On Friday I was telling someone about my blog (nothing like a bit of shameless self-promotion!!!) when he asked me what I write about. I started telling him how I usually write when I’m upset or angry, and then justified doing so as it was ‘my way of processing my feelings’. At this point I was unexpectedly challenged, in the kindest and most out-of-the-blue way ever, when this someone responded with (and I paraphrase), “Oh so you only write about the bad stuff.”

Now, this question was not asked in accusatory way and because of this I managed to ‘hear’ and not ‘react to’ it. This question was such a fantastic reminder to me that, as well as ‘processing’ the bad and/or confusing through my writing, I need to celebrate the good!

On the whole, I live an incredibly blessed life. I have health, family, friends, support, an amazing job, a wonderful home, the ability to think for myself,  live in a beautiful place, the rights and access to share my thoughts and ideas with whoever will listen and in return I am free to learn from others.

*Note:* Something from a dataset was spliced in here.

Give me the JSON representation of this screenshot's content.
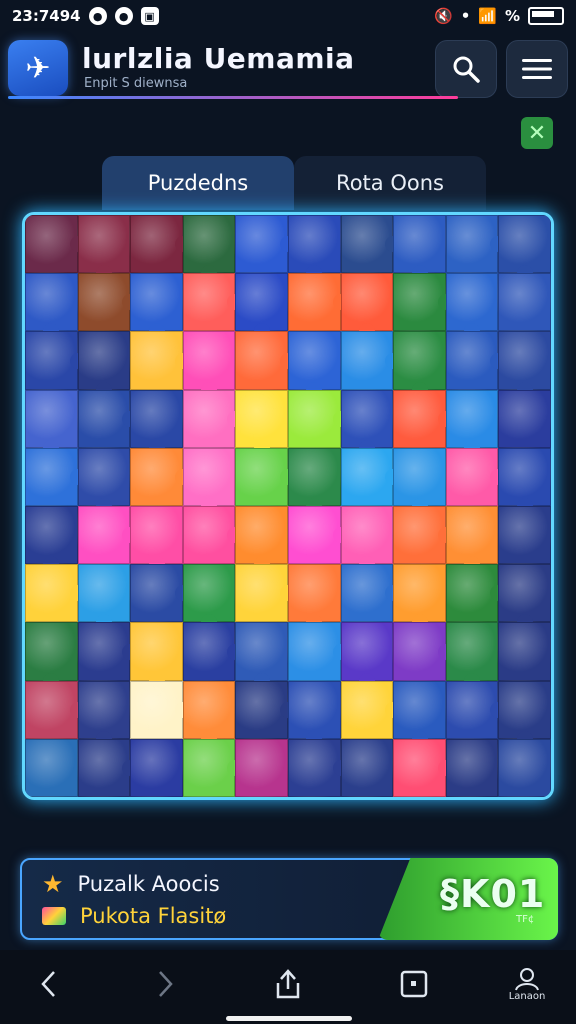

These are all amazing gifts and I want to simply take at least one moment and express my gratitude.

I am also incredibly grateful for being reminded to focus on the good from time to time, thank you!

Hmmm, maybe I was just angry at me?

7 Apr

I’ve just be re-reading my last post where I asked that my couple friends to be a little less quick to judge people using dating apps like Tinder. As I read my own words I suddenly realised that I am in fact a total hypocrite! I am the first person to make jokes about Tinder or dating sites. When I use Tinder myself, I always try to do it surreptitiously so that I don’t have to deal with questions or comments from others.Even worse, I know that I often use Tinder in the same way that others play games such as ‘Candy Crush’ or ‘Angry Birds’, as in I scroll through it when I’m waiting around or bored.

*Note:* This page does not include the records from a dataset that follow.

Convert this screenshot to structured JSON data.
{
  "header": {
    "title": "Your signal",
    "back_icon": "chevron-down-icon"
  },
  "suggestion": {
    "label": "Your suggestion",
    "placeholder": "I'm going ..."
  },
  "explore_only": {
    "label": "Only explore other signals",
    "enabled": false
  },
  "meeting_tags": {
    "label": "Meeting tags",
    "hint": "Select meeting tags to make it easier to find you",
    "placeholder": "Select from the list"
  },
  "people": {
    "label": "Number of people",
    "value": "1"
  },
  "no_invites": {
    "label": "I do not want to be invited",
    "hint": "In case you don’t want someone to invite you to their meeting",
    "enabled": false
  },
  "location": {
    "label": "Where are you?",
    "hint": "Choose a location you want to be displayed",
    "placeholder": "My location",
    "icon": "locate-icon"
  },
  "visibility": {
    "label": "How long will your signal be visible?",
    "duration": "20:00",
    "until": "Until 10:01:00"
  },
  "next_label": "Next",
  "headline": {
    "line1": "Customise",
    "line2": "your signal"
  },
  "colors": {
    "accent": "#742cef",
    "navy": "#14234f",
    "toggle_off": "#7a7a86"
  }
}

Therefore it has become clear that  my problem with feeling judged about Tinder has nothing to do with other people, and instead everything to do with me! On some level I clearly feel shame and embarrassment about meeting people this way and on an even deeper level I don’t actually trust that the people I could meet this way are real or genuine!

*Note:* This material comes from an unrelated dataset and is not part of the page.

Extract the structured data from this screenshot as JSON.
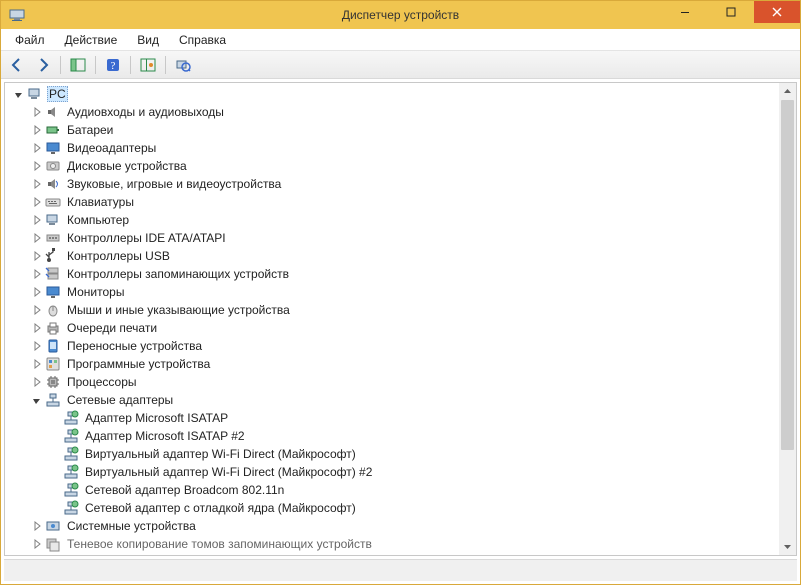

Today I am going to try a more trusting approach to the world. I’m going to stop projecting my judgementalness (if that is even a word!) onto other people and recognise my embarrassment and awkwardness as my own! Who knows, once I stop worrying about what everyone else thinks about me, I may even start to recognise what I think about myself! 🙂

You’re Damned if You Do and Alone if You Don’t…

6 Apr

I’ve just had a wonderful Easter break hanging out with friends. Lots of friends. Lots of couples of friends.

Being the single one among a group of happy couples doesn’t tend to bother me (thank goodness!) and let’s face it, it’s a situation that I’ve gotten used to over the years. Having said that, at times it does start to feel a little embarrassing always being the one without a partner.

So what does one do? If I use apps like Tinder, it feels like it’s all very contrived and reeks of desperation. If I start considering people I already know for possibilities, I immediately come to the realisation that if I was meant to be with any of these people I would be (and those I’ve been with before, well let’s face it there was at least one reason that it didn’t work the first time!).

I feel like I face an interesting dilemma that must be common to many older single people in this day and age. I’m past the point of wanting to go out just to meet someone but also don’t want to get labelled as one of those who ‘thrash’ dating sites.

At the end of the day, I do believe that if things are meant to happen they’ll happen, but in the meantime is it not ok to do some window shopping on the dating apps?

And as for you all you happy couples out there, I’m stoked for you, truly. Just one request though, please? Next time you
spot one of us trawling Tinder, can you please remember to cut us some slack? Contrary to your opinion, we may actually just be trying to catch a break similar to the one life gave you when you went from a single person to a couple and surely there’s no harm in that?